The workshop is on Saturday 22 February, 9:45am-5pm, at York Steiner School, 25 Fulford Cross, York YO10 4PB. Spaces are limited, so please book your place at: https://ordnancelane.eventbrite.com
Anyone not able to join the workshop or anyone who wants to keep fully involved, are also invited to a public briefing session to learn about the design work to date on Thursday 5 March, 6:30-8pm, at Cycle Heaven, 31 Hospital Fields Road, York YO10 4FS.
David Mikhail, founding director of our architects Mikhail Riches and design director for the council’s Housing Delivery Programme, said: “Our design team and City of York Council are eager to learn from the people who live, work or study in the area.
“We believe in co-design. We also know that collaborating with people on our projects helps us to design and build a better place: a new place that belongs to the neighbourhood right from the start.”

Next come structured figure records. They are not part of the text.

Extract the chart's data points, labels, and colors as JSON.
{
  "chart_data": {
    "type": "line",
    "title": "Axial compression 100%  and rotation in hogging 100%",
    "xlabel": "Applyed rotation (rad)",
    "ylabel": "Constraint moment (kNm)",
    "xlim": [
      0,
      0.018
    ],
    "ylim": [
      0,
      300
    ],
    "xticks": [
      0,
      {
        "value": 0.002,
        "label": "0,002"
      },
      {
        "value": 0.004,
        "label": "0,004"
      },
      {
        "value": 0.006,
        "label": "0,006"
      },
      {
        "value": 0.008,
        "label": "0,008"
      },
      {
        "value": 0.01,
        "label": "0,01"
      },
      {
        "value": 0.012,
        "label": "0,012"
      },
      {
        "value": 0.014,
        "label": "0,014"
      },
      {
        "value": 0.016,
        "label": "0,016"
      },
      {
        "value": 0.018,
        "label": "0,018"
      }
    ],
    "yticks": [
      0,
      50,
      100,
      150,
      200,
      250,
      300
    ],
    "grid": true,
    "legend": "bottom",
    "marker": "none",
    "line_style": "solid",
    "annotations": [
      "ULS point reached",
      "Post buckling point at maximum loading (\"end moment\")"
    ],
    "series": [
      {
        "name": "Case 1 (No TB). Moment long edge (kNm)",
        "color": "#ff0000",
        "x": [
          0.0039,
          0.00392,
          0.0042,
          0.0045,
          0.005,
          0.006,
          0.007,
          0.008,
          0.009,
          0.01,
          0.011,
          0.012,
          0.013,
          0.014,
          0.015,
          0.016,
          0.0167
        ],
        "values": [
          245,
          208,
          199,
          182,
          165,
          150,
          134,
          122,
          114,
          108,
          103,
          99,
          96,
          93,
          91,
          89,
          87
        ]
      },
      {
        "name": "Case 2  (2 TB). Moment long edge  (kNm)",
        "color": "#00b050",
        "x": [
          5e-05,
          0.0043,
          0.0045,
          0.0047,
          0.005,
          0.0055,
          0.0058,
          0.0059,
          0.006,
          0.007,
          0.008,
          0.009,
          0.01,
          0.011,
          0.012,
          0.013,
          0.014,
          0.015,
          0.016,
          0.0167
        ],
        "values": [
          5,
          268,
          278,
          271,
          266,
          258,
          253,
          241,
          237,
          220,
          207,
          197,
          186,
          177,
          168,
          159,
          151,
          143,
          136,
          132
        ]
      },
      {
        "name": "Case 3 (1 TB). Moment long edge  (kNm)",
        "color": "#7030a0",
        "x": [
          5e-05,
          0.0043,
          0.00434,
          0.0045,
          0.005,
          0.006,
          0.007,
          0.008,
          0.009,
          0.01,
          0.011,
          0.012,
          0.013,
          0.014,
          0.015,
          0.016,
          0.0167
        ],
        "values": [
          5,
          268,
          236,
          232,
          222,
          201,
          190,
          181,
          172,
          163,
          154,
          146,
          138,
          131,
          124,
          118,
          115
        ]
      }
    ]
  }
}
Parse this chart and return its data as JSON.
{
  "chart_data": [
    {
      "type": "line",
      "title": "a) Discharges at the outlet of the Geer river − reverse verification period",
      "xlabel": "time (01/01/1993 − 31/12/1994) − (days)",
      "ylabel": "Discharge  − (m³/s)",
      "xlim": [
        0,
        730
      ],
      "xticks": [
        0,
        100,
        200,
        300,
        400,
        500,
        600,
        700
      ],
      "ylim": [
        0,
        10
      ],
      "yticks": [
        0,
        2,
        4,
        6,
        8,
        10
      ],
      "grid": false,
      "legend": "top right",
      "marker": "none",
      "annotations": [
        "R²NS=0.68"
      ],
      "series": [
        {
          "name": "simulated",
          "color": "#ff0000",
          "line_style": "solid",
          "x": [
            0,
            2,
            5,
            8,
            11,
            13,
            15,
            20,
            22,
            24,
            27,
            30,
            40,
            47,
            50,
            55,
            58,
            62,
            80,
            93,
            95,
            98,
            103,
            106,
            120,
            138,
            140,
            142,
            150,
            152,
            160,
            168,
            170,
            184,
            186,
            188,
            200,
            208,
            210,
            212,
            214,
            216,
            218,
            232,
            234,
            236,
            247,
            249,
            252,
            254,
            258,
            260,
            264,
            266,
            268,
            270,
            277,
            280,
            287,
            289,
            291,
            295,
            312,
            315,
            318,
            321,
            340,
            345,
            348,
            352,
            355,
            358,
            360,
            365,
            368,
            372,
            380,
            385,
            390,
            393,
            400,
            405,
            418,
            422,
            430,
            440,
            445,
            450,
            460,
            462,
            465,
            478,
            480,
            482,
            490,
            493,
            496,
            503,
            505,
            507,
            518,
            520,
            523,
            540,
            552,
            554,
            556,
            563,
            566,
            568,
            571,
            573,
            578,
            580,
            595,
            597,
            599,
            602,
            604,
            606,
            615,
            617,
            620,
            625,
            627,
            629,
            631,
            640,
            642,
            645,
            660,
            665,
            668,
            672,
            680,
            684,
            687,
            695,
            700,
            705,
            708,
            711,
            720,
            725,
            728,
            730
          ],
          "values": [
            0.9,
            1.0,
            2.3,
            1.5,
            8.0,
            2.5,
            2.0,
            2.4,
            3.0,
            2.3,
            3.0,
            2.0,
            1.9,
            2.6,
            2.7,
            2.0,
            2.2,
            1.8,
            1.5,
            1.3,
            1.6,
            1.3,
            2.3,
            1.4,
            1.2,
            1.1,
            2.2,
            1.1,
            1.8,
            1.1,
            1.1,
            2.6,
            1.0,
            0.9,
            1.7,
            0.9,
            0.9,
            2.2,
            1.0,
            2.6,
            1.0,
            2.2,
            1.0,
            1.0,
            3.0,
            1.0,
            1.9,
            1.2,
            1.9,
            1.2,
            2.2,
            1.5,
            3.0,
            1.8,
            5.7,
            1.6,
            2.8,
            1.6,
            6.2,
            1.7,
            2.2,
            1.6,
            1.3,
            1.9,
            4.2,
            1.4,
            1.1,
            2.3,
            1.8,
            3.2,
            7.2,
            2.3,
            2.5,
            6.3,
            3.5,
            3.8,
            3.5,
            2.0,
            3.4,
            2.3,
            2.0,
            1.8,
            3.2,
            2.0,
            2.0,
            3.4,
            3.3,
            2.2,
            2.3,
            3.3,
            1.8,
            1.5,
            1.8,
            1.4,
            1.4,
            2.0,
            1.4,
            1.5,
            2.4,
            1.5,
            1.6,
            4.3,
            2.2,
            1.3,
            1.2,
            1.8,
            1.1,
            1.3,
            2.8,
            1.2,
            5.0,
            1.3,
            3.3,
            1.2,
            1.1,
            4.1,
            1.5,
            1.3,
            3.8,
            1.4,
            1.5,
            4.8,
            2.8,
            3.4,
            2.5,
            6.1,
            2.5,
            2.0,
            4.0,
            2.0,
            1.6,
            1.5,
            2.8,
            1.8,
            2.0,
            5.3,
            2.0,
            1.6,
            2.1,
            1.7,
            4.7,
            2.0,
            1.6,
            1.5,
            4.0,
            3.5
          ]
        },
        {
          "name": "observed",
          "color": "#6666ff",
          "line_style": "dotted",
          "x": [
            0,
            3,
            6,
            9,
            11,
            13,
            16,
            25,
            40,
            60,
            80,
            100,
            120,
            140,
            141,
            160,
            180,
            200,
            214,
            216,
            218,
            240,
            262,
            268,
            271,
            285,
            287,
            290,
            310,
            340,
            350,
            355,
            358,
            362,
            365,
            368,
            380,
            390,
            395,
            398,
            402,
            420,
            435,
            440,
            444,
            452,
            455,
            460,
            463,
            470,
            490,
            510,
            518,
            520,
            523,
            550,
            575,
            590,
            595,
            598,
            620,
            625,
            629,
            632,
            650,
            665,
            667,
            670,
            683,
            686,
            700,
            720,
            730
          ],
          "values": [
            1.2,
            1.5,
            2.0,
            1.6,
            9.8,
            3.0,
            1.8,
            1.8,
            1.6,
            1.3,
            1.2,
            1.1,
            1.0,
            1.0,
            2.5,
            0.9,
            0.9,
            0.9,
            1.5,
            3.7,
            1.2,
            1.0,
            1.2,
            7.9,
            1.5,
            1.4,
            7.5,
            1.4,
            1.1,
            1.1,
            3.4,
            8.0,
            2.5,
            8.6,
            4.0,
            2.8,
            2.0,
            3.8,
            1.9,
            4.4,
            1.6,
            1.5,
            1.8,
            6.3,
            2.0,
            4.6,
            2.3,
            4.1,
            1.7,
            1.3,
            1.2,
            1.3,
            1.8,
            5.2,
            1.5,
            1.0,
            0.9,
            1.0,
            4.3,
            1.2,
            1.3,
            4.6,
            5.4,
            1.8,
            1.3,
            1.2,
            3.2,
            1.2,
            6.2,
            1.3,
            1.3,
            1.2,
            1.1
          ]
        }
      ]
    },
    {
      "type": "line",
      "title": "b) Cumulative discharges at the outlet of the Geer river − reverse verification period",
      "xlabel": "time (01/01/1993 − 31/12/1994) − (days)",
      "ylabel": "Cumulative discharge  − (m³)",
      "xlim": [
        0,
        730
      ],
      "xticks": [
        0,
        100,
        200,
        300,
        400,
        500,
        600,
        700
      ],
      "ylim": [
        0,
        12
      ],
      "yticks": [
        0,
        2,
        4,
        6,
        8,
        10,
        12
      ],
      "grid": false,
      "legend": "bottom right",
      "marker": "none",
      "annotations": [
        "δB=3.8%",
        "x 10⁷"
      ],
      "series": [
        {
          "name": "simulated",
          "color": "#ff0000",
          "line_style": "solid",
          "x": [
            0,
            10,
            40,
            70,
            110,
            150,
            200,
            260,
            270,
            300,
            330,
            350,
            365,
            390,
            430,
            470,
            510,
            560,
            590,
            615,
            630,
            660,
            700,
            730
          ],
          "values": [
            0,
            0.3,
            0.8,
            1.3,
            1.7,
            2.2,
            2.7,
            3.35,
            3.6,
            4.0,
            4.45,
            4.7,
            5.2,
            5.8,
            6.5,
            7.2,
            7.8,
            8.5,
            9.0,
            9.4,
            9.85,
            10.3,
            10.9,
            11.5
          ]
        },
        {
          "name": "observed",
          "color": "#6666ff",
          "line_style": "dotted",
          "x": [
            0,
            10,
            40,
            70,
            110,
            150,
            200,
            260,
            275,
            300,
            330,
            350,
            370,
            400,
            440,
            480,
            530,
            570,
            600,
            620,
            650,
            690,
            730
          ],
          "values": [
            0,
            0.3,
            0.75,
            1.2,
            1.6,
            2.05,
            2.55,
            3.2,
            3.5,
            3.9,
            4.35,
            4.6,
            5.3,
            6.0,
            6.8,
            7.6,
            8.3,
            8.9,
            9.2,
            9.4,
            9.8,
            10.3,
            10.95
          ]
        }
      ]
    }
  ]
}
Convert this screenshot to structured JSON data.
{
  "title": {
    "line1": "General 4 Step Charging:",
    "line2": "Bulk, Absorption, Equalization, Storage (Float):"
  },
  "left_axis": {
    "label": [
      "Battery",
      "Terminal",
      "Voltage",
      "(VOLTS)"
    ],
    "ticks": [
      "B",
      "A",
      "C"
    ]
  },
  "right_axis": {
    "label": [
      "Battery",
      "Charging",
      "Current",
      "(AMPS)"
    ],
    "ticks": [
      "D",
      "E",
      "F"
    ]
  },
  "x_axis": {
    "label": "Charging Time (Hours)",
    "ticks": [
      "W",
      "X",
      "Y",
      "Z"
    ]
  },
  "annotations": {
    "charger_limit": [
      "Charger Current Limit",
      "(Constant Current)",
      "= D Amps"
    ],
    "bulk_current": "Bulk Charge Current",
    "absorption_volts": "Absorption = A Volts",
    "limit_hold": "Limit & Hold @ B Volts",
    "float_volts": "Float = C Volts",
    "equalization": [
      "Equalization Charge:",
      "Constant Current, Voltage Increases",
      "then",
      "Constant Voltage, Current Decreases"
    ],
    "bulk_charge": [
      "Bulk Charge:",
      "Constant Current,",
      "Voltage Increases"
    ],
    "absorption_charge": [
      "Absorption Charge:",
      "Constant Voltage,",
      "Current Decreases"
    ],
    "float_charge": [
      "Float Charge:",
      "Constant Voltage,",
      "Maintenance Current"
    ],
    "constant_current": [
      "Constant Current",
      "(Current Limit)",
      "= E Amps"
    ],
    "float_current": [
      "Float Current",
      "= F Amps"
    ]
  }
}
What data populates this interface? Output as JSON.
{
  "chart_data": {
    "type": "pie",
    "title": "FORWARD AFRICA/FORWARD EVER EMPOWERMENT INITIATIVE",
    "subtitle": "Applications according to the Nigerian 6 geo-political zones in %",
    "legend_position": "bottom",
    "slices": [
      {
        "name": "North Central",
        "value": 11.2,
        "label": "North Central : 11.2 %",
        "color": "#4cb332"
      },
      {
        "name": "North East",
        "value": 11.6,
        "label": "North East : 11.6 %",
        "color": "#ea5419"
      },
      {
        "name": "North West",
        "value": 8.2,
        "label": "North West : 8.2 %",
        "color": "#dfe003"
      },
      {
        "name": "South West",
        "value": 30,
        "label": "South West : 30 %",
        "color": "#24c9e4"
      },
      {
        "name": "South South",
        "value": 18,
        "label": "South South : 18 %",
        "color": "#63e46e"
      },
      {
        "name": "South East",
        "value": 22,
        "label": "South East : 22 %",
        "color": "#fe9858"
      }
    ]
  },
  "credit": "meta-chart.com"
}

Cllr Denise Craghill, Executive Member for Housing and Safer Neighbourhoods said: “Guided by our housing design manual (www.york.gov.uk/housingdesignmanual), residents are invited to help design beautiful, low-energy homes in a thriving new community.
“Each site has a three-stage engagement process, which means that as many people as possible can help create the homes and settings that they want to see and where present and future generations of York residents will live.”